Speedy wrote:
I love Chinese capacitors designed and manufactured to screw us over.
It's actually funnier than that; Wikipedia only admits to half of the story:
http://en.wikipedia.org/wiki/Capacitor_plague
(Apple was bitten badly by this; there were a lot of Airports and iMacs affected.)
The full story is that the "Bad Formulation" was deliberately left where it could be easily found. What started out as a simple "Industrial Espionage" revenge prank then went wildly out of control.
The result is that for serious purposes, no Chinese capacitor can be trusted at all. There are definitely good ones, but how can one tell?

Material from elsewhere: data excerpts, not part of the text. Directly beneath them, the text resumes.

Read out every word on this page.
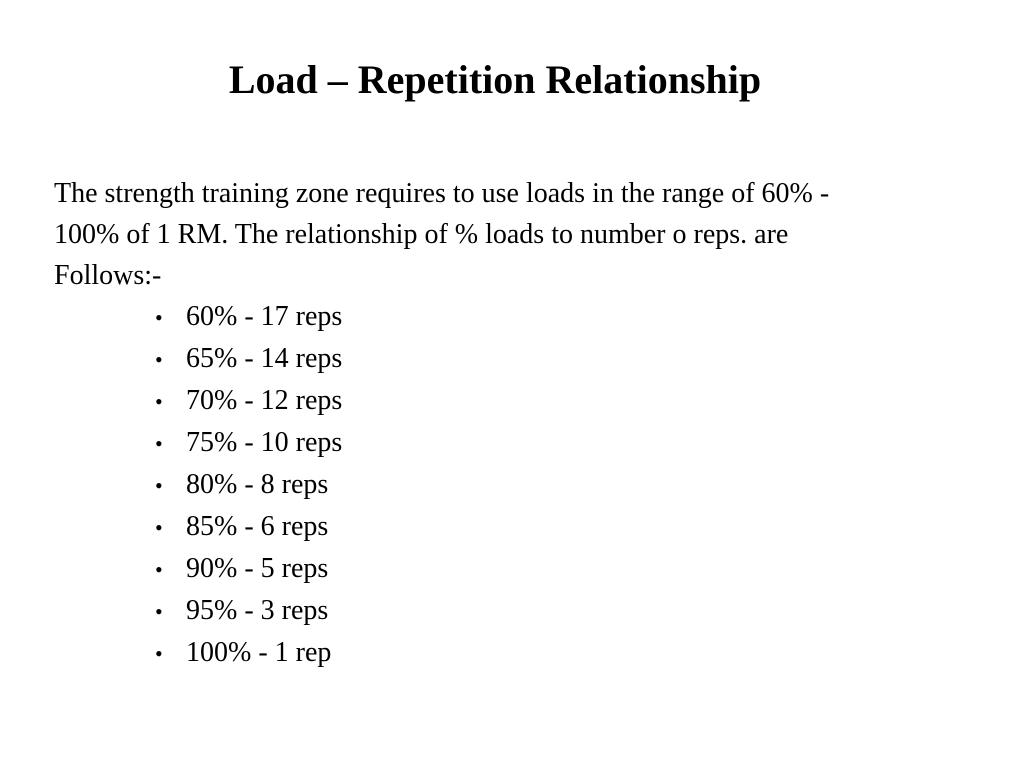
Load – Repetition Relationship

The strength training zone requires to use loads in the range of 60% -
100% of 1 RM. The relationship of % loads to number o reps. are
Follows:-

• 60% - 17 reps
• 65% - 14 reps
• 70% - 12 reps
• 75% - 10 reps
• 80% - 8 reps
• 85% - 6 reps
• 90% - 5 reps
• 95% - 3 reps
• 100% - 1 rep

Sometimes, actual legitimate manufacturer incompetence is involved. Hitachi will never live down that awful "SV" line of series bias diodes. Delco, if they were still around, has some 'splaining to do about those tawdry XPL909 transistors. And RCA's Dual-Gate 40673 MOSFETS went bad just
thinking about static electricity.
But no deliberate fraud was involved.
It's almost at the point that large value caps should be socketed. If something starts getting goofy, pull the caps, go down to the local Safeway with a Capacitor checking machine, and run them through the Green-Good, Red-Bad cycle. Buy any replacements then and there, and once home, plug the caps back in, making sure that the orientations are reasonably correct.
If this sounds absurd, there were a few decades where people did exactly this, with their TV set Vacuum Tubes.